Lower Bounds on Sorting

Lower Bounds can also be important within Computer Science. We can use different comparison models to show that with certain algorithms, we can get linear time sometimes with a sort.

Comparison Model:
  • All input items are black-boxes (Abstract Data Types).
  • The only operations allowed are comparisons.

The only way it can really manipulate items is to compare these items against each other.

  • The time cost of an algorithm is equal to the number of comparisons.

From a lower-bound point of view, we can show that we need O(logn) time to search, and O(n) time to sort.

Decision Tree:

Any comparison algorithm can be viewed as a tree of all possible comparisons and their outcomes, and the resulting answer.

This is much clearer with an example:

Binary Search

For n=3, we have our array A = [(0), (1), (2)]

We can envision a decision tree like so:

if a[1] < x:  
    if a[2] < x:
        "a[2] < x"
        "a[1] < x <= a[2]"
    if a[0] < x:
        "a[0] < x <= a[1]"
        "x <= a[0]"

We generally don't want to represent an algorithm this way since the tree increases exponentially. However, it's useful for analysing an algorithm.

When we have an "internal node" in the decision tree, it corresponds to a binary decision in the algorithm (in this model, we only care about comparisons as binary decisions).

A "leaf" in the decision tree represents a successful termination of the algorithm - we've found the solution.

A downward root-to-leaf path represents a single execution of the algorithm. The time taken by the algorithm is the length of that path.

The worst-case running time is the height of the root node, aka the height of the tree.

This is why decision trees are interesting: if we can figure out the height of the decision tree, we can easily translate that into the worst-case running time of the algorithm.

Lower Bounds

Under the comparison model, we can find a universal lower bound on any sorting algorithm, using the idea of decision trees outlined above.

  • Decision trees are binary
  • The number of leaves must be at least the number of possible answers.

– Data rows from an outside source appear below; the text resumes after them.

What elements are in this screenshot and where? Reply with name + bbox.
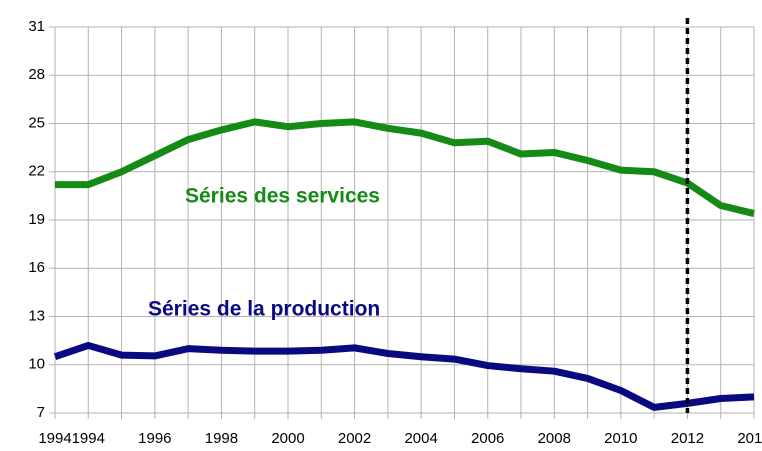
grid: 7 10 13 16 19 22 25 28 31 1994 1994 1996 1998 2000 200… — [28, 18, 762, 447]
x-tick-label: 2004 — [404, 430, 437, 447]
series-label: Séries des services — [185, 185, 380, 208]
x-tick-label: 1996 — [138, 430, 171, 447]
x-tick-label: 2014 — [737, 430, 762, 447]
series-label: Séries de la production — [148, 298, 380, 321]
y-tick-label: 13 — [28, 307, 45, 324]
x-tick-label: 2010 — [604, 430, 637, 447]
x-tick-label: 2002 — [338, 430, 371, 447]
y-tick-label: 7 — [37, 404, 45, 421]
x-tick-label: 2012 — [671, 430, 704, 447]
y-tick-label: 10 — [28, 356, 45, 373]
y-tick-label: 28 — [28, 66, 45, 83]
lines — [53, 18, 755, 413]
series-line — [53, 341, 755, 411]
y-tick-label: 22 — [28, 163, 45, 180]
y-tick-label: 16 — [28, 259, 45, 276]
x-tick-label: 2000 — [271, 430, 304, 447]
y-tick-label: 19 — [28, 211, 45, 228]
x-tick-label: 2008 — [538, 430, 571, 447]
y-tick-label: 25 — [28, 114, 45, 131]
x-tick-label: 1994 — [38, 430, 71, 447]
x-tick-label: 1994 — [72, 430, 105, 447]
series-line — [55, 118, 755, 217]
x-tick-label: 1998 — [205, 430, 238, 447]
x-tick-label: 2006 — [471, 430, 504, 447]
y-tick-label: 31 — [28, 18, 45, 35]
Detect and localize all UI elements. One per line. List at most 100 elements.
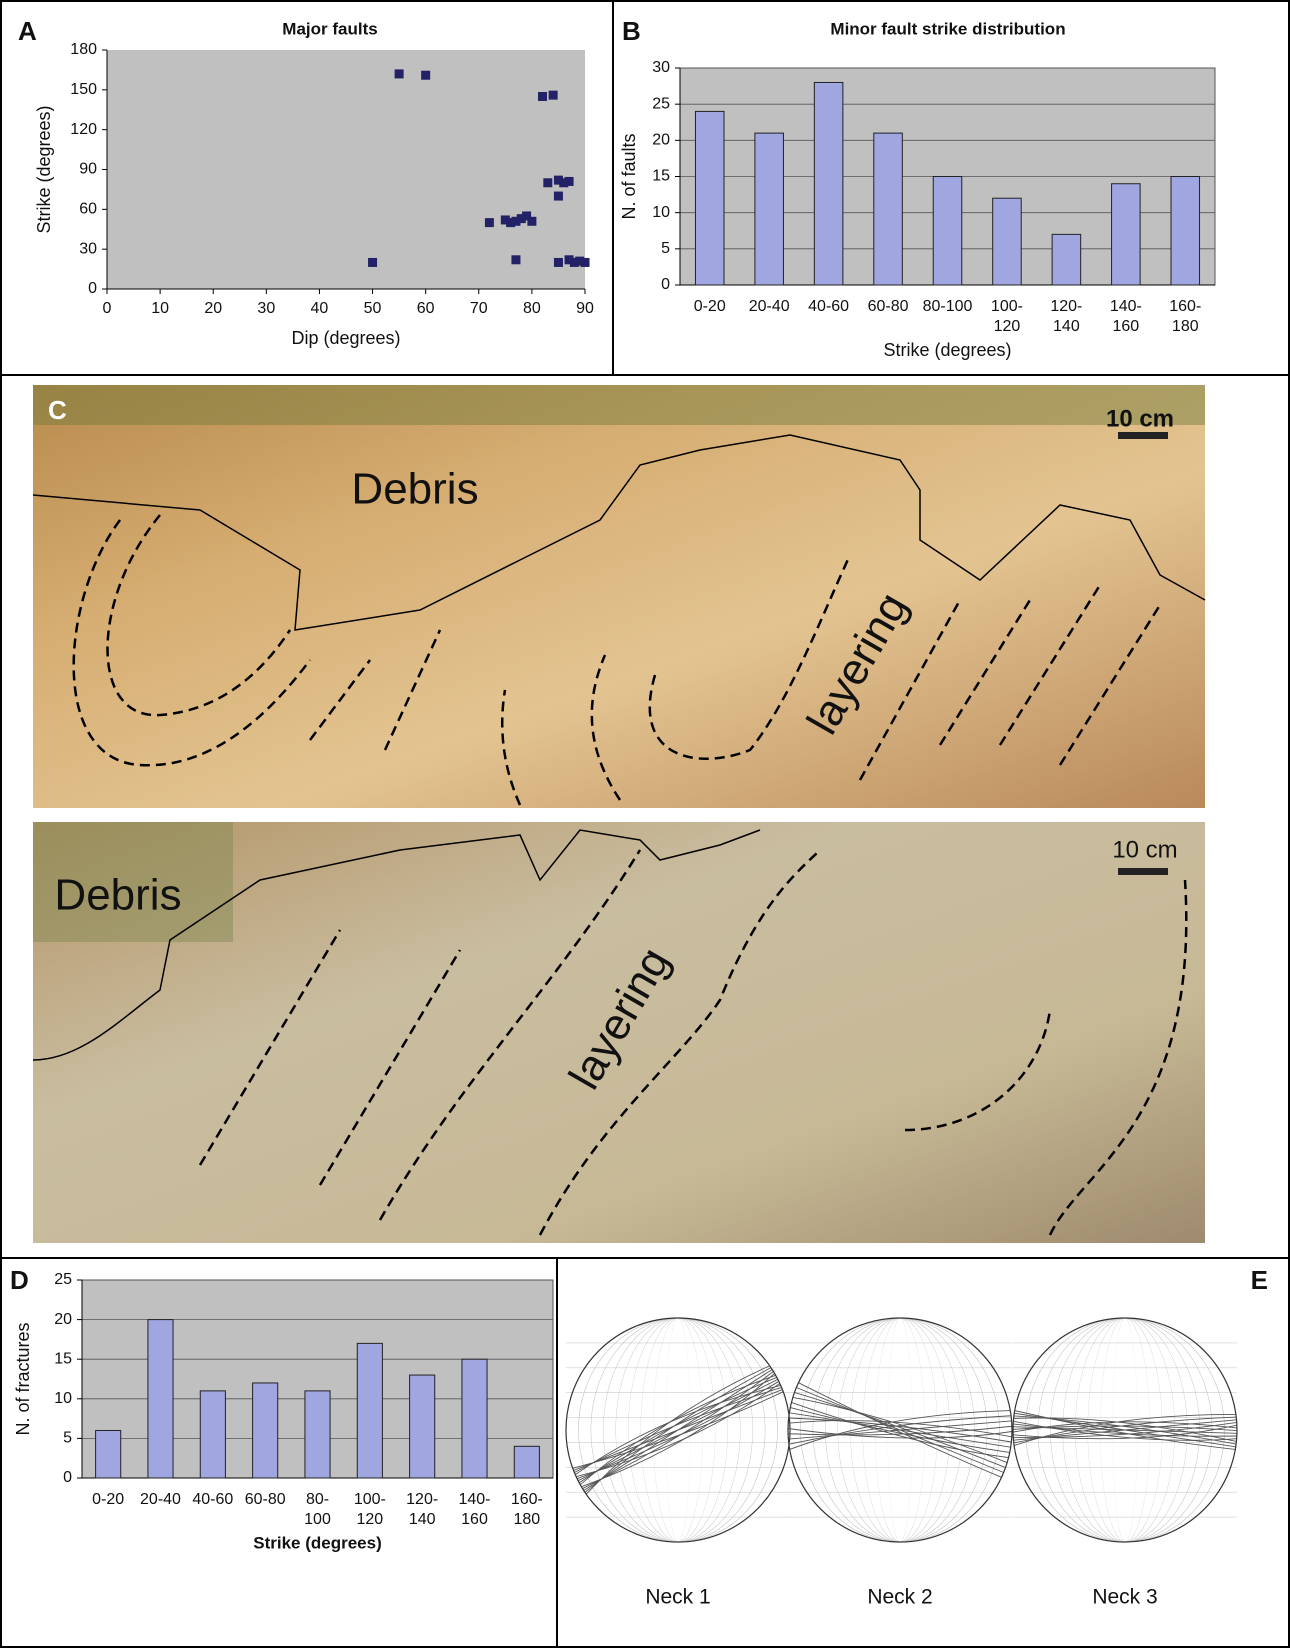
photo-label: Debris xyxy=(351,465,478,514)
x-tick-label: 40 xyxy=(311,300,329,317)
y-tick-label: 10 xyxy=(652,204,670,221)
stereonet xyxy=(788,1318,1012,1542)
point xyxy=(543,178,552,187)
y-tick-label: 0 xyxy=(661,276,670,293)
bar xyxy=(253,1383,278,1478)
x-tick-label: 0 xyxy=(103,300,112,317)
bar xyxy=(200,1391,225,1478)
bar xyxy=(305,1391,330,1478)
point xyxy=(395,69,404,78)
stereonet-label: Neck 2 xyxy=(867,1586,932,1609)
x-tick-label: 60-80 xyxy=(245,1491,286,1508)
x-tick-label: 90 xyxy=(576,300,594,317)
figure: Debris layering 10 cm Debris layering 10… xyxy=(0,0,1290,1648)
x-tick-label: 160- 180 xyxy=(511,1491,543,1528)
x-tick-label-line: 180 xyxy=(1172,318,1199,335)
x-tick-label-line: 160 xyxy=(1112,318,1139,335)
x-tick-label: 50 xyxy=(364,300,382,317)
x-tick-label: 20-40 xyxy=(749,298,790,315)
y-tick-label: 120 xyxy=(70,121,97,138)
x-tick-label-line: 140- xyxy=(1110,298,1142,315)
point xyxy=(581,258,590,267)
y-tick-label: 5 xyxy=(63,1430,72,1447)
x-tick-label-line: 80- xyxy=(306,1491,329,1508)
great-circle xyxy=(574,1390,783,1471)
x-tick-label: 40-60 xyxy=(192,1491,233,1508)
y-axis-label: Strike (degrees) xyxy=(34,105,54,233)
bar xyxy=(993,198,1022,285)
y-tick-label: 30 xyxy=(652,59,670,76)
y-tick-label: 15 xyxy=(652,168,670,185)
x-tick-label: 70 xyxy=(470,300,488,317)
x-tick-label-line: 140 xyxy=(1053,318,1080,335)
bar xyxy=(814,82,843,285)
x-tick-label: 100-120 xyxy=(991,298,1023,335)
x-axis-label: Strike (degrees) xyxy=(253,1533,382,1552)
stereonet xyxy=(1013,1318,1237,1542)
stereonet-label: Neck 3 xyxy=(1092,1586,1157,1609)
x-tick-label: 20 xyxy=(204,300,222,317)
x-tick-label-line: 100- xyxy=(354,1491,386,1508)
panel-label: A xyxy=(18,16,37,46)
x-tick-label-line: 120 xyxy=(994,318,1021,335)
plot-area xyxy=(107,50,585,289)
point xyxy=(368,258,377,267)
y-tick-label: 90 xyxy=(79,161,97,178)
x-axis-label: Dip (degrees) xyxy=(291,328,400,348)
y-tick-label: 5 xyxy=(661,240,670,257)
point xyxy=(421,71,430,80)
x-tick-label: 120-140 xyxy=(406,1491,438,1528)
x-tick-label: 80-100 xyxy=(923,298,973,315)
y-tick-label: 20 xyxy=(652,132,670,149)
x-tick-label-line: 120- xyxy=(1050,298,1082,315)
x-tick-label-line: 160- xyxy=(511,1491,543,1508)
point xyxy=(549,91,558,100)
x-tick-label: 0-20 xyxy=(92,1491,124,1508)
bar xyxy=(1171,177,1200,286)
x-tick-label: 140- 160 xyxy=(1110,298,1142,335)
point xyxy=(511,255,520,264)
x-tick-label: 30 xyxy=(257,300,275,317)
x-tick-label: 80 xyxy=(523,300,541,317)
x-tick-label: 40-60 xyxy=(808,298,849,315)
point xyxy=(554,192,563,201)
stereonet-label: Neck 1 xyxy=(645,1586,710,1609)
y-tick-label: 60 xyxy=(79,201,97,218)
panel-label: C xyxy=(48,395,67,425)
y-tick-label: 10 xyxy=(54,1390,72,1407)
bar xyxy=(357,1343,382,1478)
x-tick-label-line: 100 xyxy=(304,1511,331,1528)
x-tick-label: 60-80 xyxy=(868,298,909,315)
x-tick-label: 20-40 xyxy=(140,1491,181,1508)
bar xyxy=(462,1359,487,1478)
panel-label: B xyxy=(622,16,641,46)
y-axis-label: N. of faults xyxy=(619,133,639,219)
point xyxy=(538,92,547,101)
x-tick-label: 120- 140 xyxy=(1050,298,1082,335)
point xyxy=(527,217,536,226)
x-tick-label: 10 xyxy=(151,300,169,317)
x-axis-label: Strike (degrees) xyxy=(883,340,1011,360)
scale-label: 10 cm xyxy=(1112,836,1177,863)
panel-label: D xyxy=(10,1265,29,1295)
photo-top xyxy=(33,385,1205,808)
bar xyxy=(695,111,724,285)
bar xyxy=(1112,184,1141,285)
bar xyxy=(1052,234,1081,285)
x-tick-label-line: 180 xyxy=(513,1511,540,1528)
x-tick-label-line: 160 xyxy=(461,1511,488,1528)
x-tick-label: 140- 160 xyxy=(458,1491,490,1528)
y-tick-label: 180 xyxy=(70,41,97,58)
y-tick-label: 25 xyxy=(652,95,670,112)
chart-title: Major faults xyxy=(282,19,377,38)
point xyxy=(485,218,494,227)
panel-label: E xyxy=(1251,1265,1268,1295)
x-tick-label: 60 xyxy=(417,300,435,317)
x-tick-label-line: 140- xyxy=(458,1491,490,1508)
y-tick-label: 150 xyxy=(70,81,97,98)
chart-title: Minor fault strike distribution xyxy=(830,19,1065,38)
y-tick-label: 20 xyxy=(54,1311,72,1328)
scale-label: 10 cm xyxy=(1106,405,1174,432)
bar xyxy=(933,177,962,286)
point xyxy=(565,177,574,186)
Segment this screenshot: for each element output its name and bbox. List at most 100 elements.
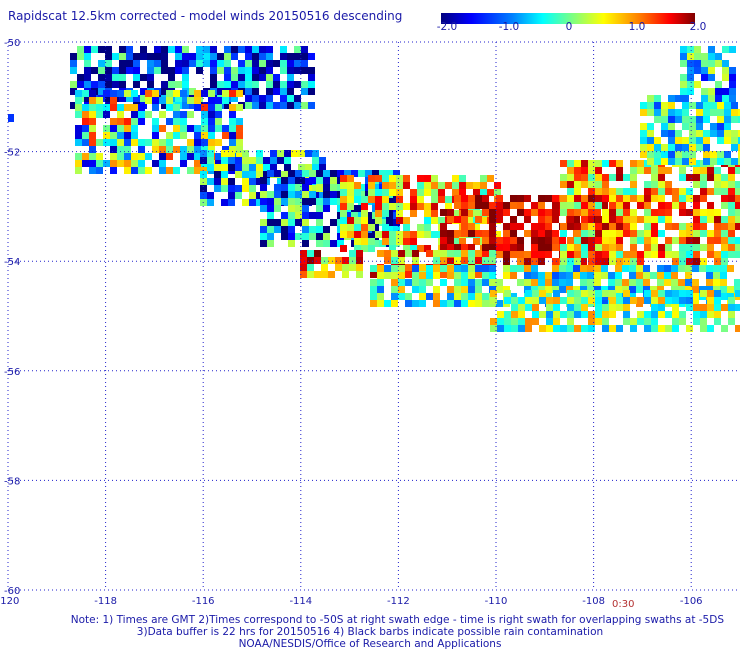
wind-cell [490,297,497,304]
wind-cell [647,151,654,158]
wind-cell [342,271,349,278]
wind-cell [173,118,180,125]
wind-cell [594,279,601,286]
wind-cell [267,226,274,233]
wind-cell [475,216,482,223]
wind-cell [96,111,103,118]
wind-cell [672,290,679,297]
wind-cell [344,170,351,177]
wind-cell [714,167,721,174]
wind-cell [349,264,356,271]
wind-cell [412,286,419,293]
wind-cell [274,205,281,212]
wind-cell [630,258,637,265]
wind-cell [140,95,147,102]
wind-cell [152,125,159,132]
wind-cell [236,90,243,97]
wind-cell [714,318,721,325]
wind-cell [595,195,602,202]
wind-cell [75,90,82,97]
wind-cell [138,118,145,125]
wind-cell [103,104,110,111]
wind-cell [510,202,517,209]
wind-cell [651,195,658,202]
wind-cell [256,178,263,185]
wind-cell [609,304,616,311]
wind-cell [295,184,302,191]
wind-cell [640,102,647,109]
wind-cell [180,160,187,167]
wind-cell [497,325,504,332]
wind-cell [375,196,382,203]
wind-cell [207,178,214,185]
wind-cell [609,237,616,244]
wind-cell [161,81,168,88]
wind-cell [277,178,284,185]
wind-cell [354,189,361,196]
wind-cell [538,258,545,265]
wind-cell [159,139,166,146]
wind-cell [361,224,368,231]
wind-cell [664,279,671,286]
wind-cell [728,188,735,195]
wind-cell [340,203,347,210]
wind-cell [194,167,201,174]
wind-cell [245,46,252,53]
wind-cell [273,81,280,88]
wind-cell [630,174,637,181]
wind-cell [173,146,180,153]
wind-cell [637,237,644,244]
wind-cell [588,318,595,325]
wind-cell [210,60,217,67]
wind-cell [636,265,643,272]
wind-cell [133,95,140,102]
wind-cell [609,325,616,332]
wind-cell [738,144,740,151]
wind-cell [461,230,468,237]
wind-cell [685,286,692,293]
wind-cell [518,318,525,325]
wind-cell [707,311,714,318]
wind-cell [731,137,738,144]
wind-cell [707,325,714,332]
wind-cell [417,182,424,189]
wind-cell [433,257,440,264]
wind-cell [517,209,524,216]
wind-cell [196,60,203,67]
wind-cell [680,46,687,53]
wind-cell [368,196,375,203]
wind-cell [714,223,721,230]
wind-cell [273,88,280,95]
wind-cell [274,170,281,177]
wind-cell [687,53,694,60]
wind-cell [256,157,263,164]
wind-cell [252,53,259,60]
wind-cell [728,202,735,209]
wind-cell [131,104,138,111]
wind-cell [222,132,229,139]
wind-cell [96,167,103,174]
wind-cell [665,167,672,174]
wind-cell [616,244,623,251]
wind-cell [344,212,351,219]
wind-cell [616,209,623,216]
wind-cell [438,217,445,224]
wind-cell [391,286,398,293]
wind-cell [700,167,707,174]
wind-cell [722,67,729,74]
wind-cell [294,67,301,74]
wind-cell [438,189,445,196]
wind-cell [609,195,616,202]
wind-cell [728,209,735,216]
wind-cell [182,46,189,53]
wind-cell [714,209,721,216]
wind-cell [686,244,693,251]
wind-cell [105,67,112,74]
wind-cell [323,240,330,247]
wind-cell [126,60,133,67]
wind-cell [391,293,398,300]
wind-cell [145,90,152,97]
wind-cell [644,244,651,251]
wind-cell [263,171,270,178]
wind-cell [559,272,566,279]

Let n be the number of items being sorted.

There are n! permutations of items we should consider in a sorting algorithm, so there are n! possible "answers" we need to worry about. These answers may in fact be duplicated, so there could be more than n!, but n! is the absolute lower bound.

If a tree is binary, then the number of items is at least the number of leaves (it's normally more like double, but this is a convenient lower bound to work with).

The height of a tree is log(l) where l is the number of leaves. Therefore, the height of this tree is at least log(n!).

We can either use Sterling's approximation, or write it out as a sum as follows:

$$ \begin{aligned} height &\ge \log{n!}\\
&= \log{(n \times (n-1) \times (n-2) ... 2 \times 1)}\\ &= \log{n} + \log{(n-1)} + ... + \log{2} + \log{1}\\ &= \sum\limits_{i=1}^n \log{i} \end{aligned} $$

To proceed, we should recall that logn looks like this:

Image of a log graph

And we're trying to find what's essentially the area under the graph - although, since this is discrete maths, we won't be using integrals. We want to find the sum of logi across all the is up to n.

Looking at the second 'half' of logi (remember, as n grows, we'll start to care less and less about the sharp increase at the start), we can see that they more or less approach logn.

We can make our lives easier by discarding the first half, like so:

$$ \begin{aligned} height &\ge \sum\limits_{i=\frac{n}{2}}^n \log{i}
\end{aligned} $$

We can go even further - because n/2 is the lowest value in the sum, we can be sure that the following is also true:

$$ \begin{aligned} height &\ge \sum\limits_{i=\frac{n}{2}}^n \log{n \over 2}
\end{aligned} $$

After this, it's just simple logarithm tricks and factoring:

$$ \begin{aligned} height &\ge \sum\limits_{i=\frac{n}{2}}^n \log{n} - 1\\
&= \frac{n}{2}\log{n} - \frac{n}{2}\\ &= \frac{1}{2}(n\log{n} - n)\\ &= \Omega(n\log{n})\\ \end{aligned} $$

Behold: a universal lower bound on sorting in the comparison model, found by analysing the minimum height of any decision tree within this model to decide the order into which items should be sorted.